Produção colaborativa
Realizado de forma colaborativa, o documentário mobilizou alunos, voluntários e parceiros locais. Equipamentos foram cedidos pela Flip Filmes, o CineZen colaborou na produção, e outras parcerias garantiram alimentação e logística. “Foram quatro sábados gravando depoimentos dentro do cinema. Todo mundo entrou por amor”, resume Wanderley.

Mais de 20 pessoas participam do filme — nenhuma recusou o convite. O que reforça a dimensão simbólica do espaço. “O Roxy não é apenas um cinema. É um lugar de memória, quase um templo cultural para o santista”.

O primeiro corte foi exibido na festa de 90 anos, em novembro de 2024, com sessão lotada. Desde então, passou pelo Santos Film Fest, pela Semana de Comunicação da Unisantos e pela Cinemateca de Santos.

O documentário rompe com a linearidade cronológica e começa pelo momento mais delicado da história recente: a pandemia. Ameaçado de despejo e à beira do colapso, o Roxy enfrentou seu maior risco. “Começamos pelo fundo do poço porque o filme fala de resistência”, explica Wanderley. “O Roxy só sobreviveu porque tem o DNA de Santos”.

A mobilização da cidade — artistas, público e imprensa — foi decisiva para manter as portas abertas.

A narrativa se constrói em dois planos: os bastidores, conduzidos por Toninho Campos, diretor e proprietário do cinema, em uma sala escura e silenciosa; e a memória coletiva, composta pelos relatos de frequentadores, artistas e parceiros, em ambientes mais luminosos. “O Toninho conta o que ninguém sabia. As pessoas contam o impacto do Roxy na vida delas”.

Pedidos de casamento, primeiras sessões, lembranças de infância e descobertas artísticas transformam o prédio em personagem. “Quando alguém diz que a primeira memória afetiva da vida foi no Roxy, ele deixa de ser prédio. Vira companhia”.

Muito além da tela
O filme também contextualiza o papel urbano do cinema. Primeiro a deixar o Centro e se instalar no Gonzaga, ainda nos anos 1930, o Roxy ajudou a consolidar a chamada Cinelândia Santista. Em determinado momento, Santos chegou a ter o maior número de salas de cinema per capita do Brasil.
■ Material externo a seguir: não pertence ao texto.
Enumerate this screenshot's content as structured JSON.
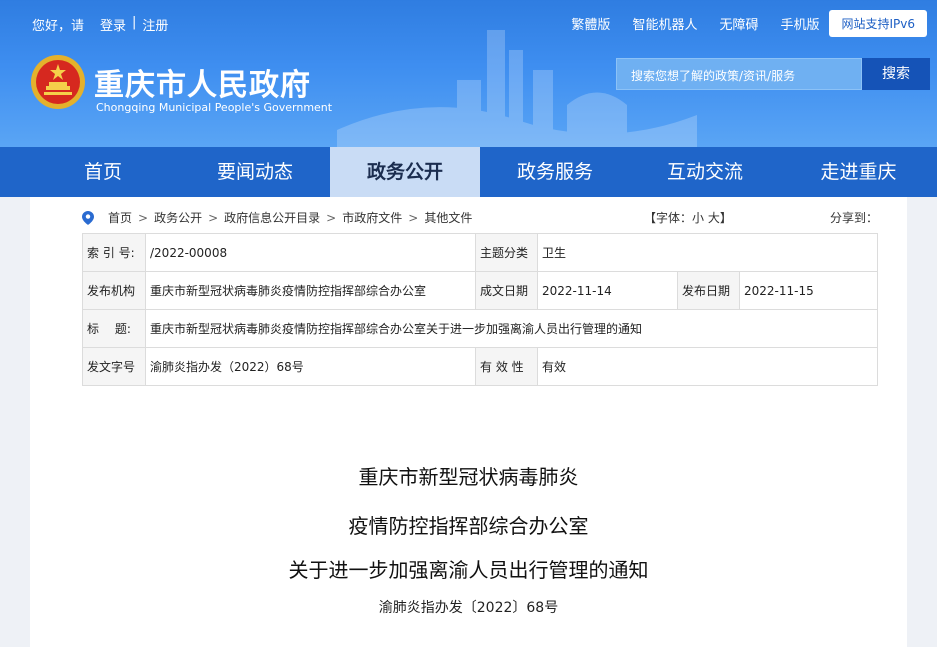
{
  "topbar": {
    "greeting": "您好，请",
    "login": "登录",
    "divider": "|",
    "register": "注册",
    "links": [
      "繁體版",
      "智能机器人",
      "无障碍",
      "手机版"
    ],
    "ipv6": "网站支持IPv6"
  },
  "site": {
    "title": "重庆市人民政府",
    "subtitle": "Chongqing Municipal People's Government"
  },
  "search": {
    "placeholder": "搜索您想了解的政策/资讯/服务",
    "button": "搜索"
  },
  "nav": [
    "首页",
    "要闻动态",
    "政务公开",
    "政务服务",
    "互动交流",
    "走进重庆"
  ],
  "breadcrumb": [
    "首页",
    "政务公开",
    "政府信息公开目录",
    "市政府文件",
    "其他文件"
  ],
  "font_control": "【字体：小 大】",
  "share": "分享到：",
  "meta": {
    "index_label": "索 引 号:",
    "index_value": "/2022-00008",
    "category_label": "主题分类",
    "category_value": "卫生",
    "issuer_label": "发布机构",
    "issuer_value": "重庆市新型冠状病毒肺炎疫情防控指挥部综合办公室",
    "created_label": "成文日期",
    "created_value": "2022-11-14",
    "published_label": "发布日期",
    "published_value": "2022-11-15",
    "title_label": "标　 题:",
    "title_value": "重庆市新型冠状病毒肺炎疫情防控指挥部综合办公室关于进一步加强离渝人员出行管理的通知",
    "docno_label": "发文字号",
    "docno_value": "渝肺炎指办发（2022）68号",
    "validity_label": "有 效 性",
    "validity_value": "有效"
  },
  "document": {
    "title_line1": "重庆市新型冠状病毒肺炎",
    "title_line2": "疫情防控指挥部综合办公室",
    "title_line3": "关于进一步加强离渝人员出行管理的通知",
    "number": "渝肺炎指办发〔2022〕68号"
  },
  "colors": {
    "header_blue": "#3e8ef0",
    "nav_blue": "#1f65c9",
    "nav_active": "#c9dcf5",
    "search_button": "#1553b7"
  }
}
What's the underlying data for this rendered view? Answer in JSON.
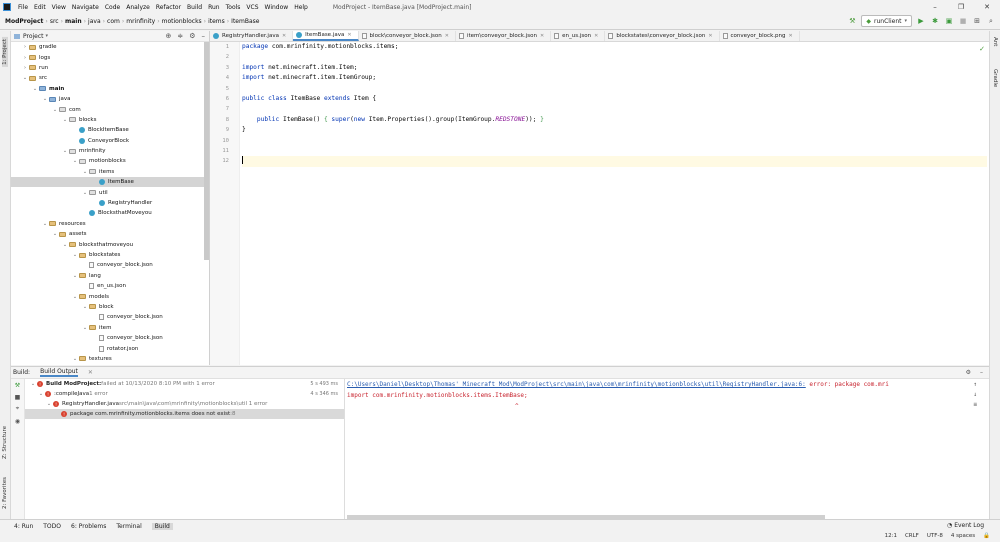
{
  "menu": {
    "items": [
      "File",
      "Edit",
      "View",
      "Navigate",
      "Code",
      "Analyze",
      "Refactor",
      "Build",
      "Run",
      "Tools",
      "VCS",
      "Window",
      "Help"
    ],
    "window_title": "ModProject - ItemBase.java [ModProject.main]",
    "controls": [
      "–",
      "❐",
      "✕"
    ]
  },
  "breadcrumb": [
    "ModProject",
    "src",
    "main",
    "java",
    "com",
    "mrinfinity",
    "motionblocks",
    "items",
    "ItemBase"
  ],
  "toolbar": {
    "run_config": "runClient"
  },
  "left_strip": {
    "project": "1: Project",
    "structure": "Z: Structure",
    "favorites": "2: Favorites"
  },
  "right_strip": {
    "ant": "Ant",
    "gradle": "Gradle"
  },
  "project_panel": {
    "title": "Project",
    "rows": [
      {
        "indent": 1,
        "arrow": "›",
        "icon": "folder",
        "label": "gradle"
      },
      {
        "indent": 1,
        "arrow": "›",
        "icon": "folder",
        "label": "logs"
      },
      {
        "indent": 1,
        "arrow": "›",
        "icon": "folder",
        "label": "run"
      },
      {
        "indent": 1,
        "arrow": "⌄",
        "icon": "folder",
        "label": "src"
      },
      {
        "indent": 2,
        "arrow": "⌄",
        "icon": "src",
        "label": "main",
        "bold": true
      },
      {
        "indent": 3,
        "arrow": "⌄",
        "icon": "src",
        "label": "java"
      },
      {
        "indent": 4,
        "arrow": "⌄",
        "icon": "pkg",
        "label": "com"
      },
      {
        "indent": 5,
        "arrow": "⌄",
        "icon": "pkg",
        "label": "blocks"
      },
      {
        "indent": 6,
        "arrow": "",
        "icon": "class",
        "label": "BlockItemBase"
      },
      {
        "indent": 6,
        "arrow": "",
        "icon": "class",
        "label": "ConveyorBlock"
      },
      {
        "indent": 5,
        "arrow": "⌄",
        "icon": "pkg",
        "label": "mrinfinity"
      },
      {
        "indent": 6,
        "arrow": "⌄",
        "icon": "pkg",
        "label": "motionblocks"
      },
      {
        "indent": 7,
        "arrow": "⌄",
        "icon": "pkg",
        "label": "items"
      },
      {
        "indent": 8,
        "arrow": "",
        "icon": "class",
        "label": "ItemBase",
        "selected": true
      },
      {
        "indent": 7,
        "arrow": "⌄",
        "icon": "pkg",
        "label": "util"
      },
      {
        "indent": 8,
        "arrow": "",
        "icon": "class",
        "label": "RegistryHandler"
      },
      {
        "indent": 7,
        "arrow": "",
        "icon": "class",
        "label": "BlocksthatMoveyou"
      },
      {
        "indent": 3,
        "arrow": "⌄",
        "icon": "folder",
        "label": "resources"
      },
      {
        "indent": 4,
        "arrow": "⌄",
        "icon": "folder",
        "label": "assets"
      },
      {
        "indent": 5,
        "arrow": "⌄",
        "icon": "folder",
        "label": "blocksthatmoveyou"
      },
      {
        "indent": 6,
        "arrow": "⌄",
        "icon": "folder",
        "label": "blockstates"
      },
      {
        "indent": 7,
        "arrow": "",
        "icon": "json",
        "label": "conveyor_block.json"
      },
      {
        "indent": 6,
        "arrow": "⌄",
        "icon": "folder",
        "label": "lang"
      },
      {
        "indent": 7,
        "arrow": "",
        "icon": "json",
        "label": "en_us.json"
      },
      {
        "indent": 6,
        "arrow": "⌄",
        "icon": "folder",
        "label": "models"
      },
      {
        "indent": 7,
        "arrow": "⌄",
        "icon": "folder",
        "label": "block"
      },
      {
        "indent": 8,
        "arrow": "",
        "icon": "json",
        "label": "conveyor_block.json"
      },
      {
        "indent": 7,
        "arrow": "⌄",
        "icon": "folder",
        "label": "item"
      },
      {
        "indent": 8,
        "arrow": "",
        "icon": "json",
        "label": "conveyor_block.json"
      },
      {
        "indent": 8,
        "arrow": "",
        "icon": "json",
        "label": "rotator.json"
      },
      {
        "indent": 6,
        "arrow": "⌄",
        "icon": "folder",
        "label": "textures"
      }
    ]
  },
  "editor": {
    "tabs": [
      {
        "label": "RegistryHandler.java",
        "active": false
      },
      {
        "label": "ItemBase.java",
        "active": true
      },
      {
        "label": "block\\conveyor_block.json",
        "active": false
      },
      {
        "label": "item\\conveyor_block.json",
        "active": false
      },
      {
        "label": "en_us.json",
        "active": false
      },
      {
        "label": "blockstates\\conveyor_block.json",
        "active": false
      },
      {
        "label": "conveyor_block.png",
        "active": false
      }
    ],
    "line_numbers": [
      "1",
      "2",
      "3",
      "4",
      "5",
      "6",
      "7",
      "8",
      "9",
      "10",
      "11",
      "12"
    ],
    "lines": [
      [
        {
          "t": "package ",
          "c": "kw"
        },
        {
          "t": "com.mrinfinity.motionblocks.items;",
          "c": ""
        }
      ],
      [],
      [
        {
          "t": "import ",
          "c": "kw"
        },
        {
          "t": "net.minecraft.item.Item;",
          "c": ""
        }
      ],
      [
        {
          "t": "import ",
          "c": "kw"
        },
        {
          "t": "net.minecraft.item.ItemGroup;",
          "c": ""
        }
      ],
      [],
      [
        {
          "t": "public class ",
          "c": "kw"
        },
        {
          "t": "ItemBase ",
          "c": ""
        },
        {
          "t": "extends ",
          "c": "kw"
        },
        {
          "t": "Item {",
          "c": ""
        }
      ],
      [],
      [
        {
          "t": "    public ",
          "c": "kw"
        },
        {
          "t": "ItemBase() ",
          "c": ""
        },
        {
          "t": "{ ",
          "c": "green"
        },
        {
          "t": "super",
          "c": "kw"
        },
        {
          "t": "(",
          "c": ""
        },
        {
          "t": "new ",
          "c": "kw"
        },
        {
          "t": "Item.Properties().group(ItemGroup.",
          "c": ""
        },
        {
          "t": "REDSTONE",
          "c": "st"
        },
        {
          "t": ")); ",
          "c": ""
        },
        {
          "t": "}",
          "c": "green"
        }
      ],
      [
        {
          "t": "}",
          "c": ""
        }
      ],
      [],
      [],
      []
    ],
    "current_line": 11
  },
  "build_panel": {
    "tabs": [
      "Build:",
      "Build Output"
    ],
    "rows": [
      {
        "indent": 0,
        "label": "Build ModProject:",
        "suffix": " failed at 10/13/2020 8:10 PM with 1 error",
        "time": "5 s 493 ms",
        "err": true,
        "bold": true
      },
      {
        "indent": 1,
        "label": ":compileJava",
        "suffix": "  1 error",
        "time": "4 s 346 ms",
        "err": true
      },
      {
        "indent": 2,
        "label": "RegistryHandler.java",
        "suffix": "  src\\main\\java\\com\\mrinfinity\\motionblocks\\util 1 error",
        "time": "",
        "err": true
      },
      {
        "indent": 3,
        "label": "package com.mrinfinity.motionblocks.items does not exist",
        "suffix": " :8",
        "time": "",
        "err": true,
        "selected": true
      }
    ],
    "output": {
      "link": "C:\\Users\\Daniel\\Desktop\\Thomas' Minecraft Mod\\ModProject\\src\\main\\java\\com\\mrinfinity\\motionblocks\\util\\RegistryHandler.java:6:",
      "error": " error: package com.mri",
      "line2": "import com.mrinfinity.motionblocks.items.ItemBase;",
      "caret": "^"
    }
  },
  "statusbar": {
    "tabs": [
      "4: Run",
      "TODO",
      "6: Problems",
      "Terminal",
      "Build"
    ],
    "event_log": "Event Log",
    "info": [
      "12:1",
      "CRLF",
      "UTF-8",
      "4 spaces"
    ]
  }
}
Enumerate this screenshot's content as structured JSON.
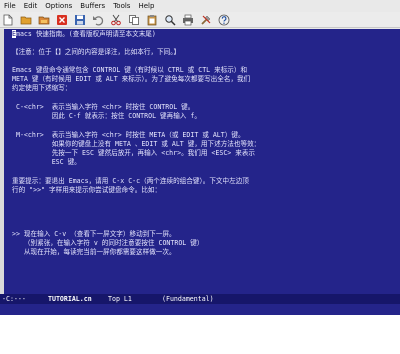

A obra revisita ainda a relação do espaço com a música. Toninho foi responsável por trazer bandas como Barão Vermelho, Paralamas do Sucesso, Titãs e Ira! nos anos 1980, antes mesmo de chegarem à capital paulista. “Cinema e música sempre caminharam juntos na vida dele e na vida do santista”, afirma Wanderley.

Para Azenha, Toninho transcende o papel de exibidor. “Ele foi fundamental para o rock brasileiro, para o surf, para o audiovisual. Santos virou referência nacional também por causa dele”.

O documentário amplia o olhar para projetos sociais e culturais que passaram pelo Roxy, como o GAPA, o Projeto TAMTAM, a Casa da Esperança, o Arte no Dique e as sessões adaptadas do Cinema Azul.

Símbolo santista
Entre as cenas mais marcantes está a imagem final de Toninho caminhando sozinho pelo corredor do cinema. “Ele é o Roxy. Aquela imagem simboliza um legado que vai durar além dele”, diz Wanderley.

Hoje, o Roxy é percebido quase como um equipamento público da cidade — um espaço cultural que ultrapassa a lógica comercial e assume dimensão comunitária.

A seleção para a mostra internacional reforça essa trajetória. “Existe um movimento internacional de preservação dos cinemas de rua. O filme se soma a isso”, afirma Azenha. “É a primeira seleção oficial e faz todo sentido”.

Mais do que um documentário sobre um cinema, Fábrica de Sonhos é um filme sobre uma cidade, sobre memória e sobre a resistência cultural que mantém acesa a luz do projetor — mesmo quando tudo parece escuro.